L’esistere si faceva terribile. La notte Martin si stendeva nel suo giaciglio con il cuore in tumulto e il desiderio ardente di prendere la propria vita tra le mani e fuggire. Non riusciva a dormire, nel buio si torturava tra pensieri che oscillavano senza tregua dalla più dolce speranza alla più scura vendetta.

In una di quelle notti senza pace Martin sentì dei rumori provenire dall’anfratto più profondo della caverna: silenziosamente scivolò verso il suono. Nell’oscurità, tendendo occhi e orecchie, distinse suo padre spostare un grosso masso e sparire nel nulla. Erano anni che la montagna lo sentiva strisciare come un verme nelle sue viscere, farsi strada nel suo cuore grondante d’acqua, rotolare fuori dal suo vecchio corpo, a valle.
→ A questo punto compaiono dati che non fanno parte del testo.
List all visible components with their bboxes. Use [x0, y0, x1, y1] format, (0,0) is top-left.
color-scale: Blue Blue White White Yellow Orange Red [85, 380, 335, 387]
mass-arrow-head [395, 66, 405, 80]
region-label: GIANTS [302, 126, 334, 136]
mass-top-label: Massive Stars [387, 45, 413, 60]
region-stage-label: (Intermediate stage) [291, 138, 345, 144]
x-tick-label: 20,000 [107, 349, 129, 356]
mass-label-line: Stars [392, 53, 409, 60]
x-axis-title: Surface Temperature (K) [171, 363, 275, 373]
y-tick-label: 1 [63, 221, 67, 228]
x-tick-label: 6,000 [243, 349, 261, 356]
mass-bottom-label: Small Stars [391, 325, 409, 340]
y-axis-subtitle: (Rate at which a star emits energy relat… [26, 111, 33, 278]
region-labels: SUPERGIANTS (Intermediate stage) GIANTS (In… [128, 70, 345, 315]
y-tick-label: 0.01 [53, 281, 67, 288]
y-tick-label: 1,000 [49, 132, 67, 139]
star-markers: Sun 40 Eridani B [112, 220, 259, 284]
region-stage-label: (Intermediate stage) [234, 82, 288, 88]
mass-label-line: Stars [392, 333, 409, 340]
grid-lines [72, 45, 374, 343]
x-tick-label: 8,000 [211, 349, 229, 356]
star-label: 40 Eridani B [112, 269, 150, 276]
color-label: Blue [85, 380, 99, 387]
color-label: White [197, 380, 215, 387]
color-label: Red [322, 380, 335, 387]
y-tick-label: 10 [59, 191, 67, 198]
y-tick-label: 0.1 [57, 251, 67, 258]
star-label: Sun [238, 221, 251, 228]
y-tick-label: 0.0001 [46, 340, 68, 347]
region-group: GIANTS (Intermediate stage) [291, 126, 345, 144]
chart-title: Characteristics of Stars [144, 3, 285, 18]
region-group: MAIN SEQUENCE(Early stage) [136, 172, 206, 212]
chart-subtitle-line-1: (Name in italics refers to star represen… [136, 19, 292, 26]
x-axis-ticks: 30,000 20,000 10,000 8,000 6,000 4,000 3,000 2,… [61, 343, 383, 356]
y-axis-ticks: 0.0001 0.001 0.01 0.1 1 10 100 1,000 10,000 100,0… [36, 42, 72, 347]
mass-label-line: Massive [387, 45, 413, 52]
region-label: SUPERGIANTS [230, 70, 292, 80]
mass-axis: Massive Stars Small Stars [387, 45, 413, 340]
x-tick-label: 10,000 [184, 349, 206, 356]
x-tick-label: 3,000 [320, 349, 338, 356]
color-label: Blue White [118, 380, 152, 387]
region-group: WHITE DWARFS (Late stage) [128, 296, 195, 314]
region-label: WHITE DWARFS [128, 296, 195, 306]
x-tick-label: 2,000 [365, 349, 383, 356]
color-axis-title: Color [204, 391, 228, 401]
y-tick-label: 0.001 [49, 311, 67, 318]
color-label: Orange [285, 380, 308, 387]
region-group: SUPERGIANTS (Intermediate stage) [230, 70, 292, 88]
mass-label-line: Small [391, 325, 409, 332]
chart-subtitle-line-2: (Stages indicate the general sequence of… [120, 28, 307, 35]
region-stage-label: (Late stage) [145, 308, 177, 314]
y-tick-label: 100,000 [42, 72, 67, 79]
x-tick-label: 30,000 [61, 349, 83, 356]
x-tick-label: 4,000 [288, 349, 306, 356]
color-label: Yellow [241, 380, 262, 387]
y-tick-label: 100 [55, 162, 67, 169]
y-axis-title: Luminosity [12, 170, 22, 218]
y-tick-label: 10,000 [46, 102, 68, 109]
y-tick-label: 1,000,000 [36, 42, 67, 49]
Martin programmò di inabissarsi nella montagna e andare via, ma ogni giorno il suo proposito diventava più pallido, lontano, insensato. Capitava che la notte sognasse l’uccello rosso nel cielo azzurro, con una malinconia leggera. La mattina si svegliava col desiderio di volare.

Passarono i giorni. Una mattina suo padre, prendendo Martin in disparte in un angolo oscuro, gli sussurrò con tono grave: “È giunto il momento per te di diventare uomo e scendere nel mondo di sotto: ti mostrerò i segreti del mio potere.”

“Io so come scendere, rispose Martin.” Corse verso il buco nel cielo e si tuffò nell’azzurro. Chi non ha mai toccato terra può solo volare.